In September of that year, the three founders of HarvardConnection (now called ConnectU) filed a lawsuit in a Massachusetts federal court, claiming that Zuckerberg copied their idea and delayed the launch of their project in order to execute his own.
Following a countersuit (Facebook charged ConnectUwith calumny) and years of court-battling, an agreement settling both cases was finally reached in February, 2008, with the Winklevoss brothers receiving $20m in cash and $45m in Facebook stock.
In 2010, both brothers were played by Arnie Hammer in The Social Network – a film that depicts the hydra-headed controversies over the origin of site.
Bitcoin billionaires
13 years on from having tried and failed to gain control of Facebook, the twins have now become the first Bitcoin billionaires (apart from Satoshi Nakamoto, the exchange system’s enigmatic inventor).
Using $11m of the $65m they’d won in their court case, the brothers invested in the cryptocurrency in 2013, buying approximately 100,00 bitcoin; during that year, it was trading at just $120; as of this week, a single Bitcoin has a value of $11,766, according to coin desk.
Since 2013, neither one had sold a single one of their Bitcoins – rather they’ve just allowed them to accrue value, and it’s evidently paid off.
“We see bitcoin as potentially the greatest social network of all,” Tyler Winklevoss told the Financial Times in 2016.
Last year, the twins launched a digital currency exchange, Gemini, which gives investors (both first-time users and professional traders) the opportunity to buy and sell bitcoin.
Now, it seems they have bigger ideas than just accruing wealth; earlier this year they both attempted to create an ETF for Bitcoin (which would significantly improve the liquidity of the currency), but were denied by the US Securities and Exchange Commission who cited the possibility of fraud. Had they been successful, they would’ve opened the door to a flood of new capital – reports suggest that around $300m could’ve poured into the company’s ETF in its first week. But, despite this setback, the twins don’t look set to give up, with the SEC agreeing to take another look.
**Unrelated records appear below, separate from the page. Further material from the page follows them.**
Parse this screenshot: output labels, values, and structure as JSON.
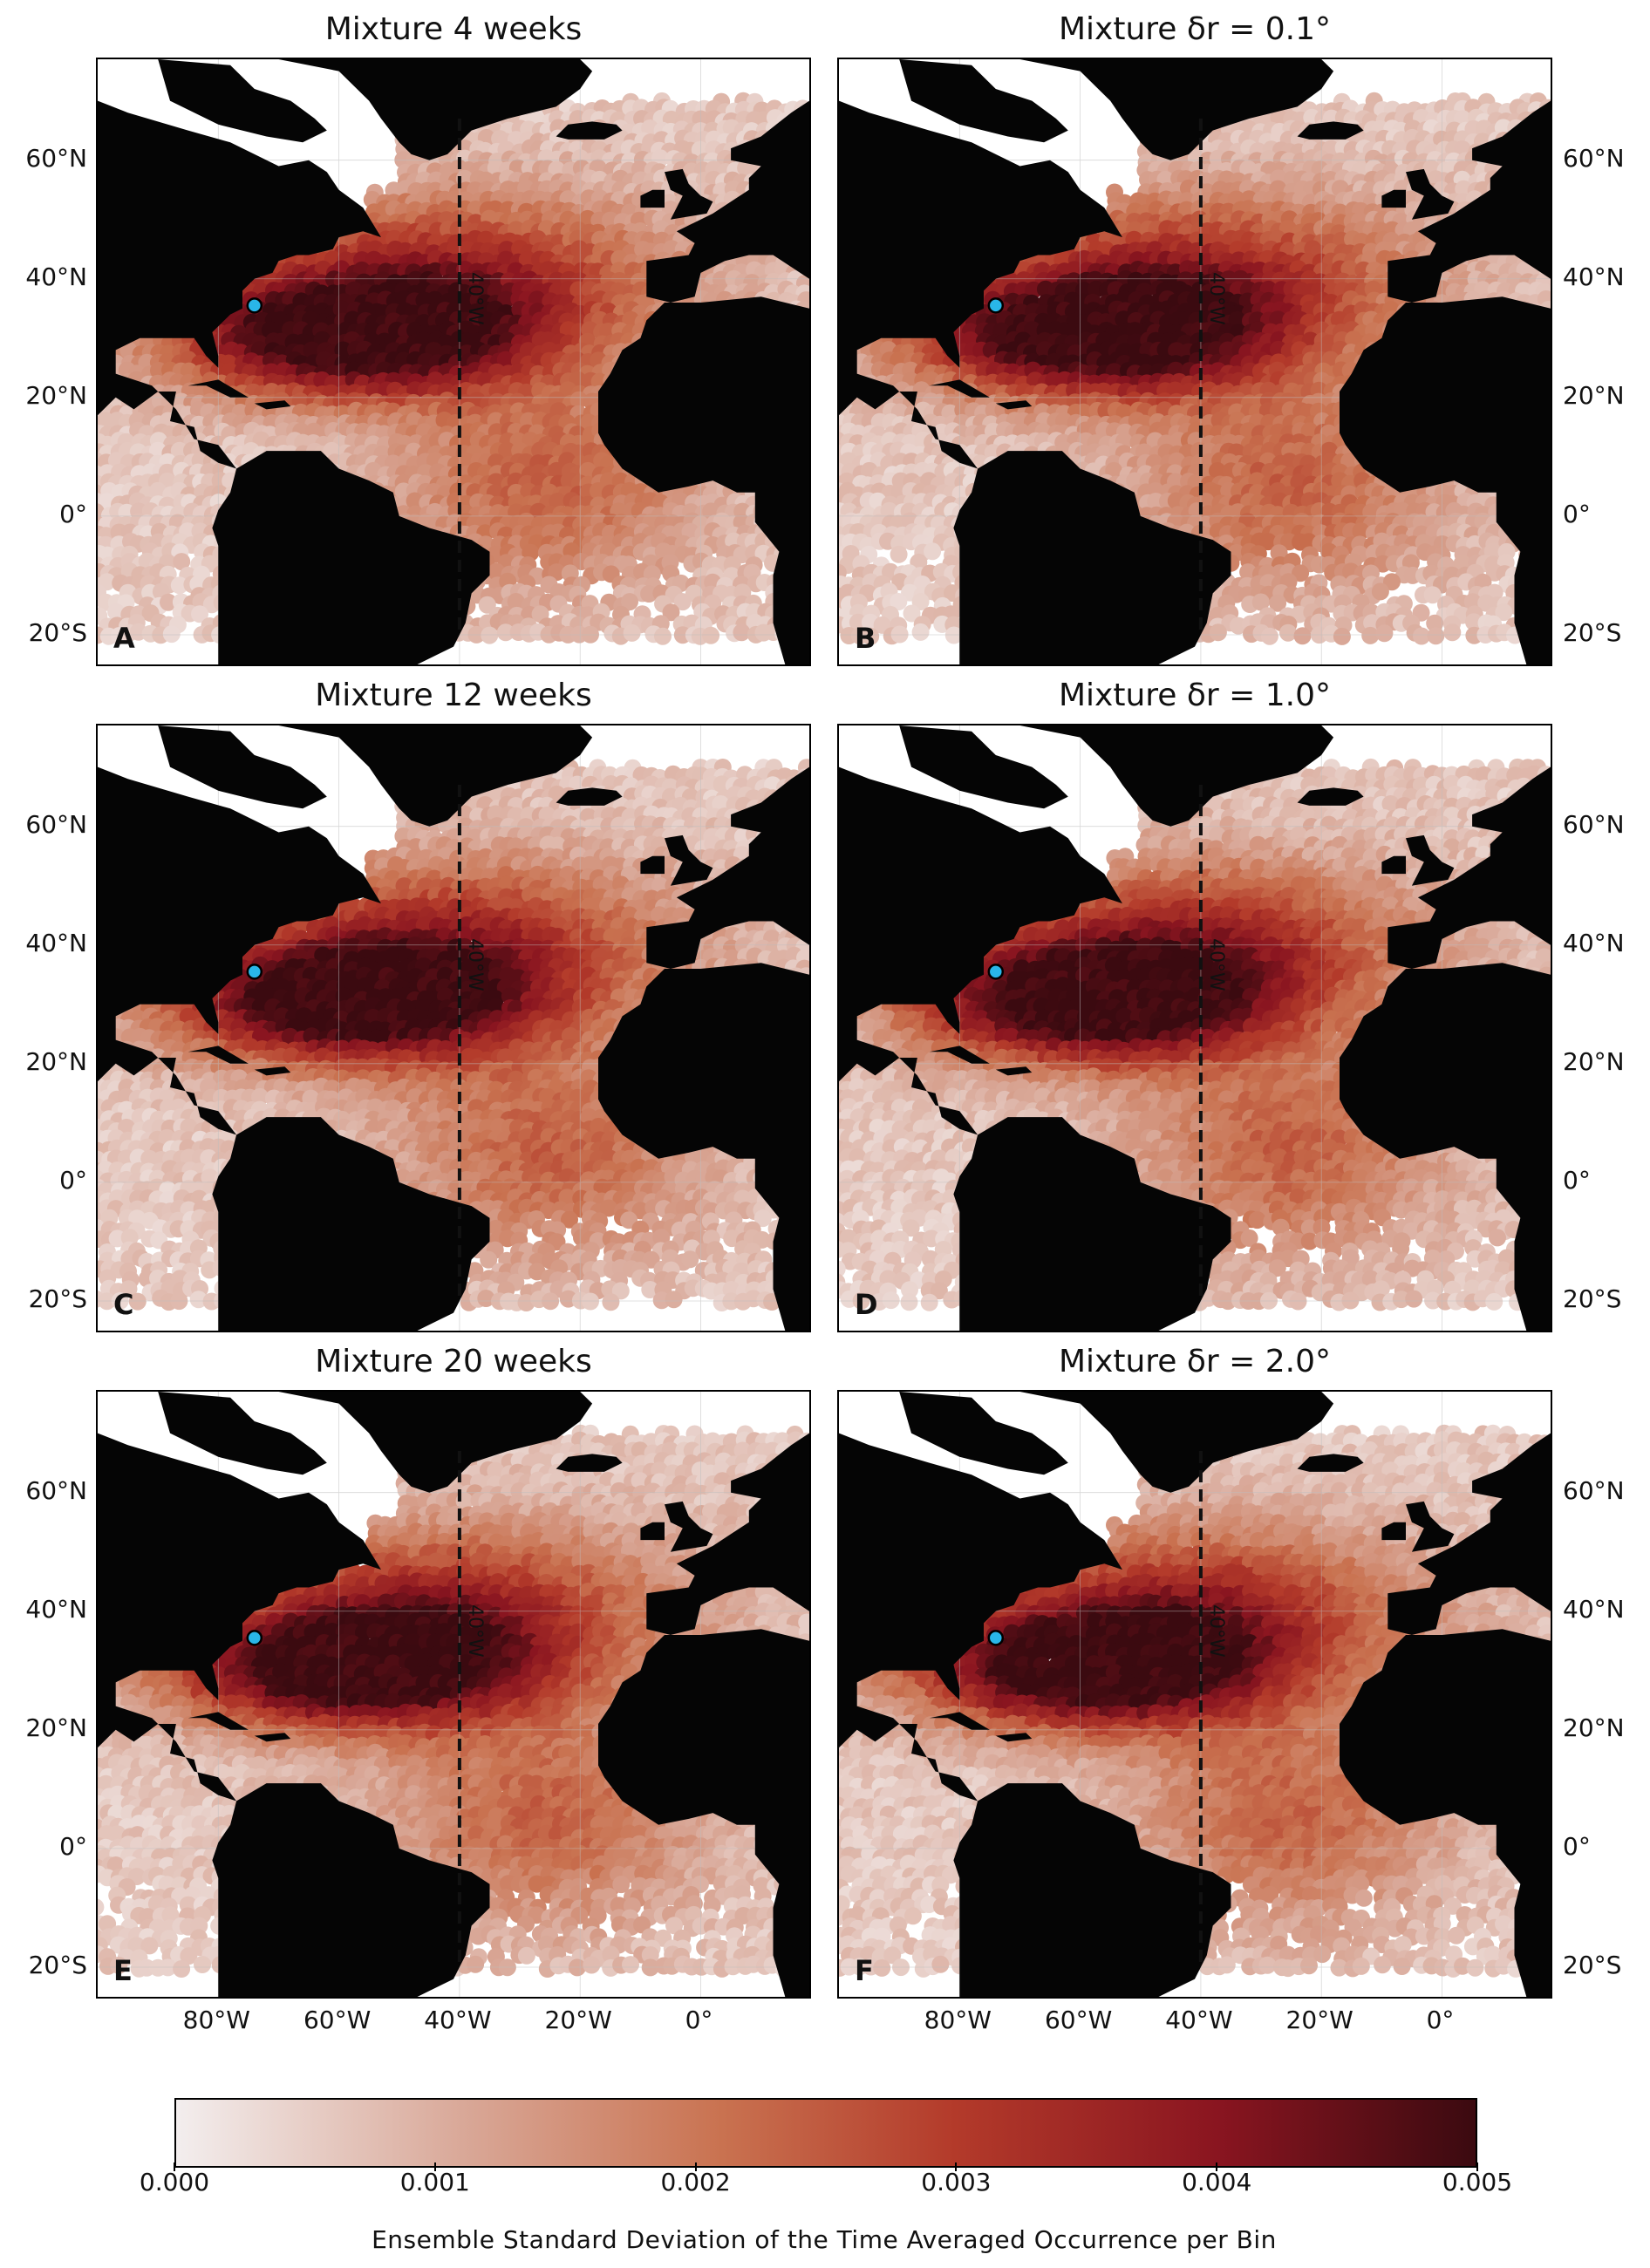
{
  "panels": [
    {
      "title": "Mixture 4 weeks",
      "letter": "A",
      "meridian_label": "40°W"
    },
    {
      "title": "Mixture δr = 0.1°",
      "letter": "B",
      "meridian_label": "40°W"
    },
    {
      "title": "Mixture 12 weeks",
      "letter": "C",
      "meridian_label": "40°W"
    },
    {
      "title": "Mixture δr = 1.0°",
      "letter": "D",
      "meridian_label": "40°W"
    },
    {
      "title": "Mixture 20 weeks",
      "letter": "E",
      "meridian_label": "40°W"
    },
    {
      "title": "Mixture δr = 2.0°",
      "letter": "F",
      "meridian_label": "40°W"
    }
  ],
  "latitude_ticks": [
    "60°N",
    "40°N",
    "20°N",
    "0°",
    "20°S"
  ],
  "longitude_ticks": [
    "80°W",
    "60°W",
    "40°W",
    "20°W",
    "0°"
  ],
  "colorbar": {
    "label": "Ensemble Standard Deviation of the Time Averaged Occurrence per Bin",
    "ticks": [
      "0.000",
      "0.001",
      "0.002",
      "0.003",
      "0.004",
      "0.005"
    ],
    "range": [
      0,
      0.005
    ]
  },
  "colors": {
    "land": "#050505",
    "ocean": "#ffffff",
    "marker": "#29b6e8",
    "dark": "#5a0f18",
    "mid": "#a3242a",
    "light": "#d9a08a"
  }
}
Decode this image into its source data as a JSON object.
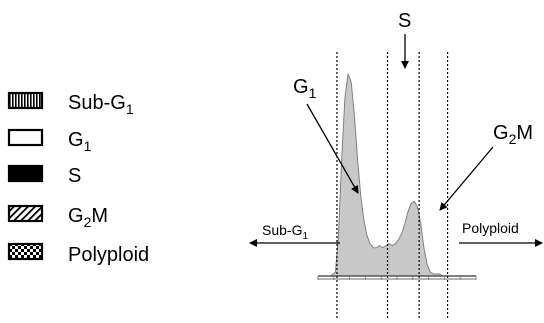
{
  "legend": [
    {
      "label": "Sub-G",
      "sub": "1",
      "pattern": "vertical-lines"
    },
    {
      "label": "G",
      "sub": "1",
      "pattern": "open"
    },
    {
      "label": "S",
      "sub": "",
      "pattern": "solid"
    },
    {
      "label": "G",
      "sub": "2",
      "post": "M",
      "pattern": "diagonal-hatch"
    },
    {
      "label": "Polyploid",
      "sub": "",
      "pattern": "checker"
    }
  ],
  "chart_data": {
    "type": "area",
    "description_of_axes": "",
    "xlabel": "",
    "ylabel": "",
    "xlim": [
      0,
      100
    ],
    "ylim": [
      0,
      100
    ],
    "x": [
      0,
      5,
      8,
      11,
      13,
      15,
      17,
      19,
      21,
      23,
      25,
      27,
      29,
      31,
      33,
      35,
      37,
      39,
      41,
      43,
      45,
      47,
      49,
      51,
      53,
      55,
      57,
      59,
      61,
      63,
      65,
      67,
      69,
      71,
      73,
      75,
      77,
      79,
      81,
      84,
      88,
      92,
      100
    ],
    "y": [
      0,
      0,
      0,
      2,
      20,
      58,
      88,
      100,
      96,
      80,
      58,
      40,
      28,
      20,
      16,
      14,
      14,
      15,
      14,
      15,
      16,
      15,
      16,
      18,
      21,
      26,
      32,
      36,
      37,
      34,
      26,
      14,
      6,
      2,
      1,
      1,
      1,
      0,
      0,
      0,
      0,
      0,
      0
    ],
    "fill": "#c8c8c8",
    "stroke": "#808080",
    "region_boundaries_x": [
      12,
      44,
      64,
      82
    ],
    "region_labels": {
      "sub_g1": {
        "label": "Sub-G",
        "sub": "1"
      },
      "polyploid": {
        "label": "Polyploid"
      }
    },
    "annotations": [
      {
        "label": "G",
        "sub": "1",
        "post": "",
        "target": "g1-peak"
      },
      {
        "label": "S",
        "sub": "",
        "post": "",
        "target": "s-phase"
      },
      {
        "label": "G",
        "sub": "2",
        "post": "M",
        "target": "g2m-peak"
      }
    ]
  }
}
Alongside this, the Winklevii have also used their profits to purchase a $250,000 seat on Richard Branson’s Virgin Galactic commercial spaceflight venture. And although it’s not confirmed when flights will take place – Branson has suggested within the next year – one thing is for certain; the Winklevoss brothers will continue to hit new astronomical heights for the foreseeable future.